Sensor Size: Transforming Inches into Millimetres

As we have already found out, image quality depends on sensor size. The large sensor allows larger pixels as well, and they are capable of catching more light, which results in clearer and less noisy photos with color rendition.
But it is necessary to remember that sensor size doesn’t mean resolution and its measure units are not megapixels but inches or millimeters.
The majority of modern digital cameras have basically little, 1/3.2″ or 1/2.5″ sensors; some advanced compacts may possess larger, 1/1.8″ ones. At the same time, the number of megapixels increases from year to year although 6 megapixels or so would be enough to view photos on a computer screen or make average-size prints.
But only large sensor can justify the usage of so many megapixels. Bigger resolution, no doubt, means better detail and the possibility to print large photos but if sensor remains the same and the number of megapixels increases, the size of every single pixel suffers – they become smaller. On big resolution but little sensors pixels are so tiny that they can’t capture enough light and you receive noisy pictures.

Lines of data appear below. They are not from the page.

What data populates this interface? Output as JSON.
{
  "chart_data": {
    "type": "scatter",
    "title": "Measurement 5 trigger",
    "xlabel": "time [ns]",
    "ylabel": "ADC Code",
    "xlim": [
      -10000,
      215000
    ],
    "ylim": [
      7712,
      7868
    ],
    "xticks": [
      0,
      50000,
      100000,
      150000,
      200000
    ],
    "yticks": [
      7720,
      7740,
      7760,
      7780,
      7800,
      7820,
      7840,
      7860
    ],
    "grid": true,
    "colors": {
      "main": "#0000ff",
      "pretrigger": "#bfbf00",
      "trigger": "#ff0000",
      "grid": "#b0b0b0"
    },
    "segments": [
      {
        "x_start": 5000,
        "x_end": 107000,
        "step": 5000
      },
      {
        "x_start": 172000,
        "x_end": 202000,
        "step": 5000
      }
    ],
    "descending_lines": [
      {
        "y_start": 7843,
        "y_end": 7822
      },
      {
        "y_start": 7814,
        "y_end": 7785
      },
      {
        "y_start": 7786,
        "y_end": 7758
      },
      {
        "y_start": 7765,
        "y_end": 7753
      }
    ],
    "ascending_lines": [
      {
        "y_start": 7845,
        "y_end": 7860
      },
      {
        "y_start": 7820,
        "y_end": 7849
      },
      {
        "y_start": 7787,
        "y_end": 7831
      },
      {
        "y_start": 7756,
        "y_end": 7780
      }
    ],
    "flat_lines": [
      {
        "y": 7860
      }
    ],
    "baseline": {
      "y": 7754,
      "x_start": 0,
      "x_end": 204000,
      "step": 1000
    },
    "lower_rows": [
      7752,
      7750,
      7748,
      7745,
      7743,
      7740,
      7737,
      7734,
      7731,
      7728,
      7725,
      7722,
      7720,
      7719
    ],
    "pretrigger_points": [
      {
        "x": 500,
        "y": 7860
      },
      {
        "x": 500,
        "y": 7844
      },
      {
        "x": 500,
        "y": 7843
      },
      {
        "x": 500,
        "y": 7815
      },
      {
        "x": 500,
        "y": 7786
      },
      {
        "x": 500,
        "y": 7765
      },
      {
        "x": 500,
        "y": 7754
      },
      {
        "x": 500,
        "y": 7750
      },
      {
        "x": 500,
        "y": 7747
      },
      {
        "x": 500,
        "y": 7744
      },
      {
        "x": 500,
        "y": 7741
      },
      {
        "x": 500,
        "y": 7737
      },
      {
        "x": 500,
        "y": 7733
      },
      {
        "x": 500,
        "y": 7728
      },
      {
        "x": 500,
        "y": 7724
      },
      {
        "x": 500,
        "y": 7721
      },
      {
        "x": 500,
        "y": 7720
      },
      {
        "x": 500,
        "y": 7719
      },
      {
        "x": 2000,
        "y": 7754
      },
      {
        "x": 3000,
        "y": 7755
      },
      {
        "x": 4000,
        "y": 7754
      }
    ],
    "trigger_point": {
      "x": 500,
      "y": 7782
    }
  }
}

Unfortunately, that is the way digital cameras’ manufacturers go: nowadays 12-megapixel compact cameras are quite standard, though sensors are as tiny as they used to be. Although compacts are equipped now with different noise reduction technologies, they can’t fully compensate for it as the increase in the quantity of pixels on the same sensor will lead actually to the decrease in image quality.
Average users night be confused by the numbers they give for sensor sizes: 1/3.2, 1/2.5 inches. What should be remembered here is that bigger numbers in the denominator mean smaller sensors. The table below shows the correspondence of those ambiguous inches to a sensor’s physical size.
| Sensor size, inch | Sensor Size, mm |
| 1/3.2” | 4.5×3.4 |
| 1/3” | 4.8×3.6 |
| 1/2.7” | 5.4×4 |
| 1/2.5” | 5.8×4.3 |
| 1/2” | 6.4×4.8 |
| 1/1.8” | 7.2×5.3 |
| 2/3” | 8.8×6.6 |
| 4/3” | 18×13,5 |
| “APC-S” | 22.7×15.1; 23.7×15.6 |
| 35mm film, Full Frames | 24×36 |
| Medium Format | 50.7×39 |
The biggest but one value for sensor size is 36 x 24 mm that is a frame size in 35-millimetre film. Such sensors have full frame DSLR cameras. APS-C DSLRs use 22.7 x 15.1 mm (1.6 crop factor) or 23.7 x 15.6 mm (1.5 crop factor) sensors.
The price tag of a camera largely depends on the sensor that it houses. That’s why compacts are affordable and aim at the middle-of-the-road audience, and full frames are expensive camera for professionals.